Lead author Amitasrigowri Murthy, MD, MPH, director of the Division of Family Planning at Jacobi Medical Center, Bronx, NY, says one advantage of using the Quick Start approach with the patch lies in the ease of the counseling session. She says it is easier to have the patient apply the patch in the office, with a review of the calendar to explain the cycle of patch use.

Researchers found that about one-fourth of the women who discontinued patch use did so because they could not afford to pay for the contraceptive.

"Access to all methods of contraception by all women is still limited simply due to expense," say the researchers. "Those subjects who decided not to use the patch after the study proceeded to choose methods that were significantly less expensive and, unfortunately, possibly less effective."
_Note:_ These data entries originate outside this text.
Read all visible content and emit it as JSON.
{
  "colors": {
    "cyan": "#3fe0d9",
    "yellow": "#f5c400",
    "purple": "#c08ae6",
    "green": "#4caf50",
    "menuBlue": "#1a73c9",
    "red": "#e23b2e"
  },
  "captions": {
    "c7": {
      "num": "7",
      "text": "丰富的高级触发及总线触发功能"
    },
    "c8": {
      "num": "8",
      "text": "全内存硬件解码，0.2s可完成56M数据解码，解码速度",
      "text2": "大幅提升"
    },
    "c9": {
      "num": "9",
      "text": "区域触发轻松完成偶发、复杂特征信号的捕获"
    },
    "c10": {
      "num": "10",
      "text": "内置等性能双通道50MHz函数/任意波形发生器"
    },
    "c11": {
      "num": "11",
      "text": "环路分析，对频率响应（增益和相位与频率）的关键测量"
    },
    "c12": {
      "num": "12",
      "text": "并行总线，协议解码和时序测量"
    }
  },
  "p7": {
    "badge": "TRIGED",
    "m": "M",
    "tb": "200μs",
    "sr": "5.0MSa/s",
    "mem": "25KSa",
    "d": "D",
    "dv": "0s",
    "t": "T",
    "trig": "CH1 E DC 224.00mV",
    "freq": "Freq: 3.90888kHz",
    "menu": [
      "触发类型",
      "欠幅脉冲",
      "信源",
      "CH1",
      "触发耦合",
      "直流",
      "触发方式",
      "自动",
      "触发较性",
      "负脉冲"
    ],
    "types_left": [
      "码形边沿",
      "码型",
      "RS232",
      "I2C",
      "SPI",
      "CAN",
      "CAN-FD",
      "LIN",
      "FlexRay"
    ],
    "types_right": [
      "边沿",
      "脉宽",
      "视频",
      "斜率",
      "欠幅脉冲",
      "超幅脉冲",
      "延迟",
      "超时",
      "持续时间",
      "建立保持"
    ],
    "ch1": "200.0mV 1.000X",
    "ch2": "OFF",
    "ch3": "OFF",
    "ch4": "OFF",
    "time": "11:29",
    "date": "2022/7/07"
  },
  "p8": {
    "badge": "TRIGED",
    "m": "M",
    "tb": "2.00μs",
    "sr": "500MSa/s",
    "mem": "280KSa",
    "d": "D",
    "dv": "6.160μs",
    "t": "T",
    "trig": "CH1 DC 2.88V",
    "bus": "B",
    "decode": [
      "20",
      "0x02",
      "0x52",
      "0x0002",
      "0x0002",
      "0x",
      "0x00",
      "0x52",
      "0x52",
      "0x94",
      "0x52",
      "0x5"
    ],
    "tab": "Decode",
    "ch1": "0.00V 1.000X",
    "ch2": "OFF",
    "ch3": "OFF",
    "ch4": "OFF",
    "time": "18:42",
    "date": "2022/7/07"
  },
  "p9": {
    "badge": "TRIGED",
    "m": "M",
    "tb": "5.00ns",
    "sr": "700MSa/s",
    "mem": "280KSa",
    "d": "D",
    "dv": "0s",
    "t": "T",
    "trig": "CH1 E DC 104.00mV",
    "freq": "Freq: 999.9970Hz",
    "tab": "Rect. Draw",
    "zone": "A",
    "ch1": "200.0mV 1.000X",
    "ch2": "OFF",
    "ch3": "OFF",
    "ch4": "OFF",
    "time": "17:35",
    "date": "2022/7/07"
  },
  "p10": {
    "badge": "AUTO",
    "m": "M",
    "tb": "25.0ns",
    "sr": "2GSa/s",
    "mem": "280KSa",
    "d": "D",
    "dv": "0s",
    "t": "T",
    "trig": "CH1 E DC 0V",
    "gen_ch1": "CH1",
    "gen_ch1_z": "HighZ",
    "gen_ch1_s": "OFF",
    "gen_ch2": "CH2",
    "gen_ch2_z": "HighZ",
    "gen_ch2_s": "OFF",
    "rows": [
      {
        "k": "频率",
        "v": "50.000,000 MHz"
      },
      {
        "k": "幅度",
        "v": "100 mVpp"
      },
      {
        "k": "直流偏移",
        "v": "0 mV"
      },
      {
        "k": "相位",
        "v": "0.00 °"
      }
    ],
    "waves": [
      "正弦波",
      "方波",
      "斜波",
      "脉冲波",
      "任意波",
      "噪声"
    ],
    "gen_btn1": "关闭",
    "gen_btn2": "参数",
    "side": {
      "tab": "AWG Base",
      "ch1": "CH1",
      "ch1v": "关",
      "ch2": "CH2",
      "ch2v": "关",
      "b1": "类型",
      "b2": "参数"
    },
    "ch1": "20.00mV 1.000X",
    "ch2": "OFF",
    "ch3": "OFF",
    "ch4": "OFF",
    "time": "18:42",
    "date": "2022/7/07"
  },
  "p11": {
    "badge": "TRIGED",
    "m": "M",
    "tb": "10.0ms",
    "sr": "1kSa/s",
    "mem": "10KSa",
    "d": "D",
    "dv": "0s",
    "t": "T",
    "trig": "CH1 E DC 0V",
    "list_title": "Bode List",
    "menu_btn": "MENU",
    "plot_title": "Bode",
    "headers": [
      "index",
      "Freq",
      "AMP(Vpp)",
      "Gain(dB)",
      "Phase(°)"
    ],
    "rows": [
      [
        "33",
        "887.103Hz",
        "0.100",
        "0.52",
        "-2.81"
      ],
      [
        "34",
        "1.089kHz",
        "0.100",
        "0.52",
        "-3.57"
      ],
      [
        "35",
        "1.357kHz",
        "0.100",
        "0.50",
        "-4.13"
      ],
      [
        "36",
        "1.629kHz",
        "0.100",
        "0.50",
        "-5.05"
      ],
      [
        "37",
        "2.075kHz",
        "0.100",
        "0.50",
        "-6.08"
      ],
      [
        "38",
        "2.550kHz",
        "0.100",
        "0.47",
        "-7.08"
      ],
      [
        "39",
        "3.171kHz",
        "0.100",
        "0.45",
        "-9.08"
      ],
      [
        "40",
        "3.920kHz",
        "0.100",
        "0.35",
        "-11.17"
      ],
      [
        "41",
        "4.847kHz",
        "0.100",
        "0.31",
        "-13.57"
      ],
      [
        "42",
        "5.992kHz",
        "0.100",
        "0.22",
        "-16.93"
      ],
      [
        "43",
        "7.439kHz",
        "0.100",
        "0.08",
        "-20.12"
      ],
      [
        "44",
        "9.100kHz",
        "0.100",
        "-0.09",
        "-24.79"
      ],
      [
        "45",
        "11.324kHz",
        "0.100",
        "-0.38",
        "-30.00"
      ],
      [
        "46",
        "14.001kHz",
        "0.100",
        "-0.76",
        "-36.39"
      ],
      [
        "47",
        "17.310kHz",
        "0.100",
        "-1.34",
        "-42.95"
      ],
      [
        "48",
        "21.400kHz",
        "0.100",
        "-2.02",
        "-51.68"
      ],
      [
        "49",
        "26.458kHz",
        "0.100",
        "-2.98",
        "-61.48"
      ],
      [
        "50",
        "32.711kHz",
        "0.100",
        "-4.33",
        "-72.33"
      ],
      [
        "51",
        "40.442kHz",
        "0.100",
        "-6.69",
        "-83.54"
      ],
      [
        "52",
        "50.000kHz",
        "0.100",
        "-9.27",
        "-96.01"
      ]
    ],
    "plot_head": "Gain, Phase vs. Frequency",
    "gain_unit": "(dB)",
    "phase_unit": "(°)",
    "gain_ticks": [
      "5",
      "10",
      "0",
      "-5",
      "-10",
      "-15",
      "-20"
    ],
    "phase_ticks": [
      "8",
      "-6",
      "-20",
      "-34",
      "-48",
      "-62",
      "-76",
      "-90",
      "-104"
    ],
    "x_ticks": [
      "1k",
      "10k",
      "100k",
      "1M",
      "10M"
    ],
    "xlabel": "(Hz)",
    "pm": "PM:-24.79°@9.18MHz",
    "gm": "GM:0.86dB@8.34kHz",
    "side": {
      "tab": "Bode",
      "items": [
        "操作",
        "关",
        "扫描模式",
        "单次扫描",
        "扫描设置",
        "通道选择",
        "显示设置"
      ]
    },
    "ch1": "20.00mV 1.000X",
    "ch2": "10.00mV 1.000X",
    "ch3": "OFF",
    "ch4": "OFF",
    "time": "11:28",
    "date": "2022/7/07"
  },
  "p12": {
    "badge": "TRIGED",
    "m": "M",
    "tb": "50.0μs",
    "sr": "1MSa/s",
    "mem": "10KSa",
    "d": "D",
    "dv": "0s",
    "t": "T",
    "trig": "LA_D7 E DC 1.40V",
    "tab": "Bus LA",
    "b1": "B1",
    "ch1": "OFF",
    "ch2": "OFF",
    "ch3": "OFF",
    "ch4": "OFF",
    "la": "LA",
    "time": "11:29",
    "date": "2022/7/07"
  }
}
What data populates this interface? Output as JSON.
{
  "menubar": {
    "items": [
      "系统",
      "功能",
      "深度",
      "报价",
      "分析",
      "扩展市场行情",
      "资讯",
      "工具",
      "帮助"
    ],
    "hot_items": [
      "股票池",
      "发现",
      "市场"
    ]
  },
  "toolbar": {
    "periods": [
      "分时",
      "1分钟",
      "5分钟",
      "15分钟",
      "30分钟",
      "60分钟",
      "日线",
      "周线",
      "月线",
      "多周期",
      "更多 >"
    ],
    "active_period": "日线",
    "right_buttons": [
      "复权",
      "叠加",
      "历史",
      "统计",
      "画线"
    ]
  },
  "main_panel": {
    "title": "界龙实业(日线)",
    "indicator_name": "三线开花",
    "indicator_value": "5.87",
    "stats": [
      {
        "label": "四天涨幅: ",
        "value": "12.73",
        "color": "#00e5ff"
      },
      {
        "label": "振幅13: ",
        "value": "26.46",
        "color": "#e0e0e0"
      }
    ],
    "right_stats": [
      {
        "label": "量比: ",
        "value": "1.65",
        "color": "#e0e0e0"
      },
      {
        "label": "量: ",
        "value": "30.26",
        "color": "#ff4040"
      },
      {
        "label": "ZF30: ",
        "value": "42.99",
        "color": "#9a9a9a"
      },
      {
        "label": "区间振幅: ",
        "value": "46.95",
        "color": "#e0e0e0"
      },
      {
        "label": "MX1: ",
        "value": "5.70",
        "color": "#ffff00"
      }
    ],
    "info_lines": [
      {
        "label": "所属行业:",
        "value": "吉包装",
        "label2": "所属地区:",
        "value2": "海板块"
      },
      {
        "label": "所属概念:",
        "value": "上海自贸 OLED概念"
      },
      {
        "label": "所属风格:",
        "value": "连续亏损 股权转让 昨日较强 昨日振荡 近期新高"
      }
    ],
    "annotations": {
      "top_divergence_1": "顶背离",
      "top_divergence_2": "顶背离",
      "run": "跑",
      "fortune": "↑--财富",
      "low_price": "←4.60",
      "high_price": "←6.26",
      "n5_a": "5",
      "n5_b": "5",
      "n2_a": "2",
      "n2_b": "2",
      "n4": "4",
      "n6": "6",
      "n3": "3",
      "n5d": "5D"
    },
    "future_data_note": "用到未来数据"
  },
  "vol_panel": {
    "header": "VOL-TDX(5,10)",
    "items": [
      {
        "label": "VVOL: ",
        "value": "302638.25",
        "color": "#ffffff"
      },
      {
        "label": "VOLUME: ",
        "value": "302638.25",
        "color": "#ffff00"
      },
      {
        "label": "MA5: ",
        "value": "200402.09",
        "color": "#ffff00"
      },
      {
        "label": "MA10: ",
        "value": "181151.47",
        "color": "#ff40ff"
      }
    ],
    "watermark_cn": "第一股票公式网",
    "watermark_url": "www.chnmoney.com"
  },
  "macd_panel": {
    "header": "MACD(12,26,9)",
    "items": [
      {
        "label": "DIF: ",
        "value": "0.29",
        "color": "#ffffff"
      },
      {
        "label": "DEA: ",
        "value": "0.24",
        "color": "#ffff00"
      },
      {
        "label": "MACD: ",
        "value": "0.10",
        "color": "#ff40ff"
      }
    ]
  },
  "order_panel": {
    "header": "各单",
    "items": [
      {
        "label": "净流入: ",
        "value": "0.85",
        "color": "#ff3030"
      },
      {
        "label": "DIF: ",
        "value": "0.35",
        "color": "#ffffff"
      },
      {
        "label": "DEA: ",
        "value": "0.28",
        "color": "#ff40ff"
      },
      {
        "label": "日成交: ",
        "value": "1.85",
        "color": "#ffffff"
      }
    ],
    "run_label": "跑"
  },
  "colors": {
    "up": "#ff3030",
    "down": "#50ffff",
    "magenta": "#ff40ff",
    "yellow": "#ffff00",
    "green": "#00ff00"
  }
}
  1. Pfizer. Depo-Provera Contraceptive Injection. Accessed at: www.pfizer.com/pfizer/do/medicines/mn_uspi.jsp#d.
  2. Westhoff C, Kerns J, Morroni C, et al. Quick Start. A novel oral contraceptive initiation method. Contraception 2002; 66:141.
  3. Rickert VI, Tiezzi L, Leon J, et al. Depo Now: Preventing unintended pregnancies among adolescents. Presented at the Society for Adolescent Medicine annual meeting. Boston; March 2006.
  4. Lara-Torre E, Schroeder B. Adolescent compliance and side effects with Quick Start initiation of oral contraceptive pills. Contraception 2002; 66:81-85.
  5. Hatcher RA, Trussell J, Stewart F, et al. Contraceptive Technology. 18th ed. New York: Ardent Media; 2004.
  6. Ortho-McNeil Pharmaceutical. Ortho Evra. Accessed at: www.orthoevra.com/html/pevr/full_prescribing.jsp.
  7. Murthy AS, Creinin MD, Harwood B, et al. Same-day initiation of the transdermal hormonal delivery system (contraceptive patch) versus traditional initiation methods. Contraception 2005; 72:333-336.